Nukilan.id – Pat ujeun yang hana pirang, Pat prang yang hana reuda (dimana hujan yang tidak reda, dimana perang yang tidak usai), Peribahasa dalam bahasa Aceh itu menjadi spirit bagi Hakim Mediator Mahkamah Syar’iyah Jantho dalam melakukan penyelesaian perkara gugatan sengketa waris.
Penyelesaian perkara tersebut dilakukan melalui proses mediasi kembali berhasil dilakukan oleh Mahkamah Syar’iyah Jantho, keberhasilan kali ini tercatat dalam perkara sengketa kewarisan dengan nomor register 244/Pdt.G/2021/MS.Jth.

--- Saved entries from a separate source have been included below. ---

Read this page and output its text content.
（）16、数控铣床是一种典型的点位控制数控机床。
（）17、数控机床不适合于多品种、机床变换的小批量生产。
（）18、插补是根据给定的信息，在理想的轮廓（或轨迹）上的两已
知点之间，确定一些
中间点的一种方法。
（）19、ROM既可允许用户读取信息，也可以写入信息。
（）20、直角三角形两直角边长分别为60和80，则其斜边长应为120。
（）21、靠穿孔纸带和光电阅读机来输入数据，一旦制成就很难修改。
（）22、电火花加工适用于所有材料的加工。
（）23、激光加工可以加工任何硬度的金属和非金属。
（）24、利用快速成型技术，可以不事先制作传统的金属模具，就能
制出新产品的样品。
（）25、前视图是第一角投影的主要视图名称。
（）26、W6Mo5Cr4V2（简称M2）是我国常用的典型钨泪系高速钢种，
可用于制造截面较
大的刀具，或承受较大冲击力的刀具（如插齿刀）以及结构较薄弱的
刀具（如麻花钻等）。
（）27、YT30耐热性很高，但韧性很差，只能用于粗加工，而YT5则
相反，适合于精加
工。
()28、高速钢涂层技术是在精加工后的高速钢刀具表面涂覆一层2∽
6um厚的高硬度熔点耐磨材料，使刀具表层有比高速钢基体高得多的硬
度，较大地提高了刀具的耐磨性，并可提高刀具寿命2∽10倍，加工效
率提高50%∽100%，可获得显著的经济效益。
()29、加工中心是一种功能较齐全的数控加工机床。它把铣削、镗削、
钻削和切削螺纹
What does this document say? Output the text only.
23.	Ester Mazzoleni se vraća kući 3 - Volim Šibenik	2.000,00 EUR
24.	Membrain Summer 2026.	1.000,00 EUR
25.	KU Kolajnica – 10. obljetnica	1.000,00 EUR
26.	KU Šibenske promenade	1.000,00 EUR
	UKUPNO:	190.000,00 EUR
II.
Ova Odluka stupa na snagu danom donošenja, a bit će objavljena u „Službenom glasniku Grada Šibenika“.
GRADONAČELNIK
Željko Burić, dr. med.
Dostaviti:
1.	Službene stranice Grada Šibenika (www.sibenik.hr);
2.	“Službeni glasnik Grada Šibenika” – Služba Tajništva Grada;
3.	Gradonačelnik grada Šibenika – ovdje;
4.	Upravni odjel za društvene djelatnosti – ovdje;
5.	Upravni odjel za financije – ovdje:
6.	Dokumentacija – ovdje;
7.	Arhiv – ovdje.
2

Sebagaimana tercatat bahwa perkara tersebut terdaftar melalui e-court di Mahkamah Syar’iyah Jantho pada tanggal 30 Juni 2021 berhasil mencapai kesepakatan perdamaian dalam proses mediasi yang dilaksanakan dari tanggal 27 Juli 2021 sampai 2 Agustus 2021.
Hakim mediator yang ditunjuk Murtadha, Lc, dalam keterangannya menyampaikan bahwa, mediasi ini berhasil dicapai kesepakatan perdamaian setelah menempuh 4 kali pertemuan dalam metode mediasi sempat pula dilakukan kaukus (adalah sebuah upaya hearing perpihak) dalam rentang waktu 8 hari.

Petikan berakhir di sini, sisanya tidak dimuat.